Regulation of speech on government property that is traditionally available for public expression is subject to the highest scrutiny. Such regulations survive only if they are narrowly drawn to achieve a compelling state interest. The second category of public property is the designated public forum, whether of a limited or unlimited character - property that the state opens for expressive activity by part or all of the public. Regulation of such property is subject to the same limitations as that governing a traditional public forum. Finally, there is all remaining public property. Limitations on expressive activity conducted on this last category of property must survive only a much more limited review.
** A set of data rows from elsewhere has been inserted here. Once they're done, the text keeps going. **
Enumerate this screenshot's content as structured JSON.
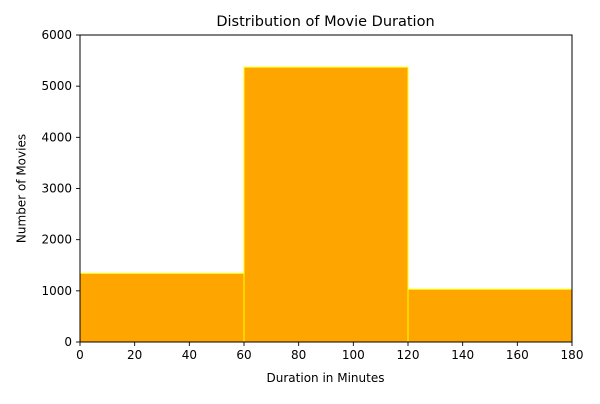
{
  "chart_data": {
    "type": "bar",
    "title": "Distribution of Movie Duration",
    "xlabel": "Duration in Minutes",
    "ylabel": "Number of Movies",
    "bins": [
      {
        "start": 0,
        "end": 60,
        "value": 1340
      },
      {
        "start": 60,
        "end": 120,
        "value": 5370
      },
      {
        "start": 120,
        "end": 180,
        "value": 1030
      }
    ],
    "xlim": [
      0,
      180
    ],
    "ylim": [
      0,
      6000
    ],
    "xticks": [
      0,
      20,
      40,
      60,
      80,
      100,
      120,
      140,
      160,
      180
    ],
    "yticks": [
      0,
      1000,
      2000,
      3000,
      4000,
      5000,
      6000
    ],
    "grid": false,
    "bar_color": "#FFA500",
    "edge_color": "#FFFF00"
  }
}
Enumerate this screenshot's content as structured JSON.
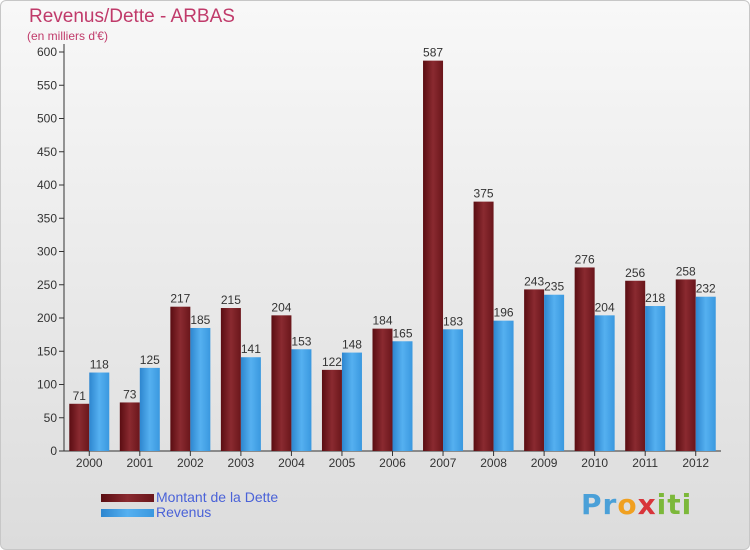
{
  "title": "Revenus/Dette - ARBAS",
  "subtitle": "(en milliers d'€)",
  "colors": {
    "dette": "#7a1e24",
    "revenus": "#3f9be0",
    "title": "#c03a6a",
    "legend_text": "#4a62d8"
  },
  "logo": {
    "p1": "Pr",
    "p2": "o",
    "p3": "x",
    "p4": "iti"
  },
  "chart_data": {
    "type": "bar",
    "categories": [
      "2000",
      "2001",
      "2002",
      "2003",
      "2004",
      "2005",
      "2006",
      "2007",
      "2008",
      "2009",
      "2010",
      "2011",
      "2012"
    ],
    "series": [
      {
        "name": "Montant de la Dette",
        "values": [
          71,
          73,
          217,
          215,
          204,
          122,
          184,
          587,
          375,
          243,
          276,
          256,
          258
        ]
      },
      {
        "name": "Revenus",
        "values": [
          118,
          125,
          185,
          141,
          153,
          148,
          165,
          183,
          196,
          235,
          204,
          218,
          232
        ]
      }
    ],
    "y_ticks": [
      0,
      50,
      100,
      150,
      200,
      250,
      300,
      350,
      400,
      450,
      500,
      550,
      600
    ],
    "ylim": [
      0,
      600
    ],
    "grid": false,
    "legend_position": "bottom-left"
  }
}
The challenged regulation need only be reasonable, as long as the regulation is not an effort to suppress the speaker's activity due to disagreement with the speaker's view.
Petitioner religious group sought a declaratory judgment that a regulation limiting distribution of literature and solicitation at an airport to areas outside the terminals violated the Right to Free Speech and sought an injunction preventing respondent police superintendent from enforcing the regulation. The lower court granted petitioner's motion as to distribution of literature, but denied it as to solicitation. On appeal, the court affirmed.
Is a regulation prohibiting repetitive solicitation of money within airport terminals constitutional?
Airports were not traditional public forums because their traditional purpose was not to promote the free exchange of ideas but to facilitate air travel. Therefore, the regulation needed only to be reasonable. The regulation was reasonable because it promoted respondent's interest in crowd control and efficient air travel by limiting solicitation to the areas outside of the airport terminals.